Los detalles que se conocieron después eran de pesadilla kafkiana: una vida supuestamente de ensueño en una gran mansión pero sin libertades básicas (no tenía permitido conducir y no le dejaban quitarse el DIU para quedarse embarazada, como deseaba), con sus conversaciones vigiladas y sin acceso a su propio dinero. Britney ha contado mucho en su Instagram una vez libre. Su cuenta, que al principio era puro naíf mercadotécnico y se tornó en 2020 en auténtico David Lynch, es hoy un vórtice confesional donde se muestra feliz por ser libre, pero también ajusta cuentas con los que se la jugaron en el pasado: su padre, su hermana, artistas que (según ella) no la apoyaron y periodistas que le hicieron preguntas crueles. Lo más conmovedor y terrorífico tuvo lugar cuando mostró su enorme alegría por haberse podido comprar… un iPad.
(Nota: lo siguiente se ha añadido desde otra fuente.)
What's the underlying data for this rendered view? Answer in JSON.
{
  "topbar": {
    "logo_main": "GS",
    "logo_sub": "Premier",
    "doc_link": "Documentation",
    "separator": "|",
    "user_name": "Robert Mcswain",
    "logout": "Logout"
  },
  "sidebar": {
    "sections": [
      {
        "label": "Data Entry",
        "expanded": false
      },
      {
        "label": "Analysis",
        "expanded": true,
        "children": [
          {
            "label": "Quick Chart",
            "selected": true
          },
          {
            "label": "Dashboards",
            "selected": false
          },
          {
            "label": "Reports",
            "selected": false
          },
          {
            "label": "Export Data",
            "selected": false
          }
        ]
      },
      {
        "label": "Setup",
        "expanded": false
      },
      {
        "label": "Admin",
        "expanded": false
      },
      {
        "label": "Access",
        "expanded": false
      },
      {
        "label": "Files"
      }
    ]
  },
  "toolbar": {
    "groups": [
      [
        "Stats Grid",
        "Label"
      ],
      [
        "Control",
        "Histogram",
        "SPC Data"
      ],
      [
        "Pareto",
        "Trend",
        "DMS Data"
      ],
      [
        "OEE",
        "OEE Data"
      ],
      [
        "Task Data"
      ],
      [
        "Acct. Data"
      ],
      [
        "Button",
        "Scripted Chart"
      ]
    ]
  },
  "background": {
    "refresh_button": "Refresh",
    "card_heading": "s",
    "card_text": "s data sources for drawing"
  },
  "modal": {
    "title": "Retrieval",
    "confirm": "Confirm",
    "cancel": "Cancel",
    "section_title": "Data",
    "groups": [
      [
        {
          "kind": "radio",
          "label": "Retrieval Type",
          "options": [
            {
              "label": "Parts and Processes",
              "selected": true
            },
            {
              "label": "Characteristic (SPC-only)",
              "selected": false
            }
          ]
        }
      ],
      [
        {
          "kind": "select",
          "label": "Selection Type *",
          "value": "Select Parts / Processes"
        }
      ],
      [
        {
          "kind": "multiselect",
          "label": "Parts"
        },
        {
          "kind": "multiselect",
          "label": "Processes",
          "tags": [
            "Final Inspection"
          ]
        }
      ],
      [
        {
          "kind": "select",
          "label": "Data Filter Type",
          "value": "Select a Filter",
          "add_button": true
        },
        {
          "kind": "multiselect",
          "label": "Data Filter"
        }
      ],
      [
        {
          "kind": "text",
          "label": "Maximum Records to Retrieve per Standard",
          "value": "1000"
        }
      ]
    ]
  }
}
Britney, con una fortuna estimada en 52 millones de dólares (unos 46 millones de euros), solo pudo comprarse algo con libertad a los 39. Acaba de cumplir 40. Afirma que no quiere volver al mundo de la música. Cómo no entenderla. También que se va a casar con su novio, Sam Asghari. Que tal vez cuente todo lo que le ha hecho su familia en una entrevista televisada, como ya hicieron Meghan Markle y Enrique con Oprah Winfrey.

Los que iniciaron este movimiento para liberar a una esclava del siglo XXI fueron, paradójicamente, aquellos mismos niños a los que ella se suponía que corrompía al enseñar el ombligo en sus videoclips. Cuando crecieron, alzaron su voz contra una injusticia y liberaron a la artista. “¡El sueño de la razón produce monstruos!”, exclamábamos al ver a aquella joven bailar seductoramente que afirmaba ser virgen. Los produjo, sí, pero éramos nosotros.